Bring AI to your data
Leaders like the companies mentioned at the beginning of this article thrive on collecting large amounts of real-time data from their customers, devices, sensors, or partners as they pass through their applications. This data is used for model training and serving. These companies act on this data in the moment, serving millions of customers in real time.
Another key factor in Reader’s success is the fact that it collects all data at the most granular level as time-stamped events. This means that you don’t just have a lot of data. It also allows us to understand what happened when over time.
Leading companies such as Netflix, FedEx, and Uber are “bringing AI where the data is,” so that they can provide inference where applications live. This means embedding ML models into your applications, aggregating events in real-time through a streaming service, and publishing this data to your ML models. And they have a database (in the case of his three leaders above, the high-throughput open-source NoSQL database Apache Cassandra) that can store huge amounts of event data.
With the right integrated data platform, your ML initiative will have the right infrastructure and the right data.

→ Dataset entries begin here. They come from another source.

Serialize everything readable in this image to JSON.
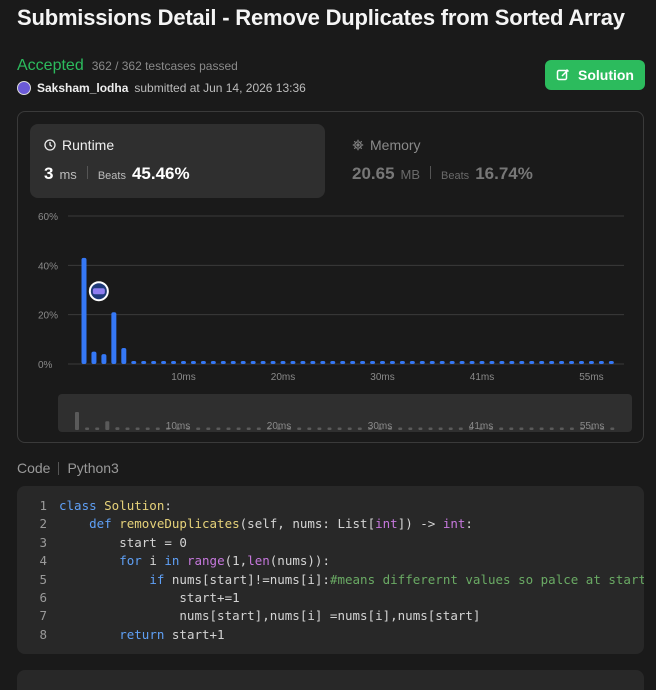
{
  "header": {
    "title": "Submissions Detail - Remove Duplicates from Sorted Array"
  },
  "status": {
    "verdict": "Accepted",
    "testcases": "362 / 362 testcases passed"
  },
  "submission": {
    "user": "Saksham_lodha",
    "submitted_text": "submitted at Jun 14, 2026 13:36"
  },
  "solution_button": {
    "label": "Solution",
    "icon": "edit-icon",
    "color": "#2cbb5d"
  },
  "runtime": {
    "label": "Runtime",
    "icon": "clock-icon",
    "value": "3",
    "unit": "ms",
    "beats_label": "Beats",
    "beats_value": "45.46%"
  },
  "memory": {
    "label": "Memory",
    "icon": "memory-chip-icon",
    "value": "20.65",
    "unit": "MB",
    "beats_label": "Beats",
    "beats_value": "16.74%"
  },
  "chart_data": {
    "type": "bar",
    "bar_color": "#3578f6",
    "ylim": [
      0,
      60
    ],
    "y_ticks": [
      "60%",
      "40%",
      "20%",
      "0%"
    ],
    "y_tick_values": [
      60,
      40,
      20,
      0
    ],
    "x_tick_labels": [
      "10ms",
      "20ms",
      "30ms",
      "41ms",
      "55ms"
    ],
    "x_tick_indices": [
      10,
      20,
      30,
      40,
      51
    ],
    "values": [
      43,
      5,
      4,
      21,
      6.5,
      1.2,
      1.2,
      1.2,
      1.2,
      1.2,
      1.2,
      1.2,
      1.2,
      1.2,
      1.2,
      1.2,
      1.2,
      1.2,
      1.2,
      1.2,
      1.2,
      1.2,
      1.2,
      1.2,
      1.2,
      1.2,
      1.2,
      1.2,
      1.2,
      1.2,
      1.2,
      1.2,
      1.2,
      1.2,
      1.2,
      1.2,
      1.2,
      1.2,
      1.2,
      1.2,
      1.2,
      1.2,
      1.2,
      1.2,
      1.2,
      1.2,
      1.2,
      1.2,
      1.2,
      1.2,
      1.2,
      1.2,
      1.2,
      1.2
    ],
    "marker_index": 3,
    "overview_x_tick_labels": [
      "10ms",
      "20ms",
      "30ms",
      "41ms",
      "55ms"
    ]
  },
  "code": {
    "label": "Code",
    "language": "Python3",
    "line_numbers": [
      "1",
      "2",
      "3",
      "4",
      "5",
      "6",
      "7",
      "8"
    ],
    "lines": [
      [
        {
          "c": "k",
          "t": "class "
        },
        {
          "c": "fn",
          "t": "Solution"
        },
        {
          "c": "t",
          "t": ":"
        }
      ],
      [
        {
          "c": "t",
          "t": "    "
        },
        {
          "c": "k",
          "t": "def "
        },
        {
          "c": "fn",
          "t": "removeDuplicates"
        },
        {
          "c": "t",
          "t": "(self, nums: List["
        },
        {
          "c": "bt",
          "t": "int"
        },
        {
          "c": "t",
          "t": "]) -> "
        },
        {
          "c": "bt",
          "t": "int"
        },
        {
          "c": "t",
          "t": ":"
        }
      ],
      [
        {
          "c": "t",
          "t": "        start = 0"
        }
      ],
      [
        {
          "c": "t",
          "t": "        "
        },
        {
          "c": "k",
          "t": "for "
        },
        {
          "c": "t",
          "t": "i "
        },
        {
          "c": "k",
          "t": "in "
        },
        {
          "c": "bt",
          "t": "range"
        },
        {
          "c": "t",
          "t": "(1,"
        },
        {
          "c": "bt",
          "t": "len"
        },
        {
          "c": "t",
          "t": "(nums)):"
        }
      ],
      [
        {
          "c": "t",
          "t": "            "
        },
        {
          "c": "k",
          "t": "if "
        },
        {
          "c": "t",
          "t": "nums[start]!=nums[i]:"
        },
        {
          "c": "cm",
          "t": "#means differernt values so palce at start"
        }
      ],
      [
        {
          "c": "t",
          "t": "                start+=1"
        }
      ],
      [
        {
          "c": "t",
          "t": "                nums[start],nums[i] =nums[i],nums[start]"
        }
      ],
      [
        {
          "c": "t",
          "t": "        "
        },
        {
          "c": "k",
          "t": "return "
        },
        {
          "c": "t",
          "t": "start+1"
        }
      ]
    ]
  }
}
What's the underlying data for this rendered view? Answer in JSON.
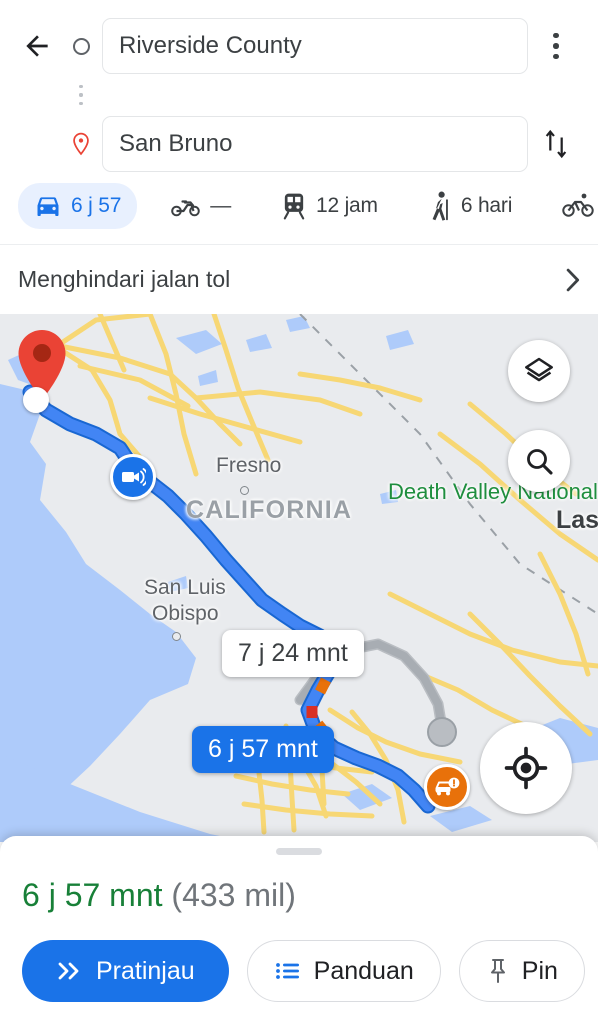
{
  "header": {
    "back_icon": "arrow-left-icon",
    "origin": {
      "value": "Riverside County",
      "icon": "origin-circle-icon"
    },
    "destination": {
      "value": "San Bruno",
      "icon": "destination-pin-icon"
    },
    "overflow_icon": "more-vert-icon",
    "swap_icon": "swap-vertical-icon"
  },
  "modes": [
    {
      "id": "driving",
      "icon": "car-icon",
      "label": "6 j 57",
      "active": true
    },
    {
      "id": "motorcycle",
      "icon": "motorcycle-icon",
      "label": "—",
      "active": false
    },
    {
      "id": "transit",
      "icon": "train-icon",
      "label": "12 jam",
      "active": false
    },
    {
      "id": "walking",
      "icon": "walk-icon",
      "label": "6 hari",
      "active": false
    },
    {
      "id": "cycling",
      "icon": "bicycle-icon",
      "label": "",
      "active": false
    }
  ],
  "options": {
    "label": "Menghindari jalan tol",
    "chevron_icon": "chevron-right-icon"
  },
  "map": {
    "labels": [
      {
        "id": "fresno",
        "text": "Fresno",
        "kind": "city"
      },
      {
        "id": "california",
        "text": "CALIFORNIA",
        "kind": "state"
      },
      {
        "id": "san-luis-1",
        "text": "San Luis",
        "kind": "city"
      },
      {
        "id": "san-luis-2",
        "text": "Obispo",
        "kind": "city"
      },
      {
        "id": "death-valley",
        "text": "Death Valley National Park",
        "kind": "park"
      },
      {
        "id": "las-vegas",
        "text": "Las",
        "kind": "city-big"
      }
    ],
    "route_chips": [
      {
        "id": "alt-route",
        "label": "7 j 24 mnt",
        "style": "alt"
      },
      {
        "id": "main-route",
        "label": "6 j 57 mnt",
        "style": "main"
      }
    ],
    "controls": [
      {
        "id": "layers",
        "icon": "layers-icon"
      },
      {
        "id": "search",
        "icon": "search-icon"
      },
      {
        "id": "my-location",
        "icon": "my-location-icon"
      }
    ],
    "markers": [
      {
        "id": "speed-camera",
        "icon": "speed-camera-icon",
        "color": "#1a73e8"
      },
      {
        "id": "traffic-incident",
        "icon": "traffic-incident-icon",
        "color": "#e8710a"
      }
    ],
    "colors": {
      "land": "#e9ebee",
      "water": "#aecbfa",
      "road": "#f6d26a",
      "route_main": "#4285f4",
      "route_alt": "#9aa0a6",
      "pin": "#ea4335"
    }
  },
  "sheet": {
    "handle": "drag-handle",
    "duration": "6 j 57 mnt",
    "distance": "(433 mil)",
    "buttons": [
      {
        "id": "preview",
        "label": "Pratinjau",
        "icon": "double-chevron-right-icon",
        "style": "primary"
      },
      {
        "id": "steps",
        "label": "Panduan",
        "icon": "list-icon",
        "style": "outline"
      },
      {
        "id": "pin",
        "label": "Pin",
        "icon": "pushpin-icon",
        "style": "outline"
      }
    ]
  }
}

Data engineers and data scientists can “get out of the silos” and align the process of feature engineering, model experimentation, training, and inference with force predictions. These processes still require many tools, but they all work from the same data foundation.
Leveraging massive amounts of event data to deliver models and applications, the most successful AI-powered applications lead the industry in differentiating themselves by continually improving the experience they deliver to their end users. increase. Our ability to serve millions of customers and become smarter allows our customers to define their markets.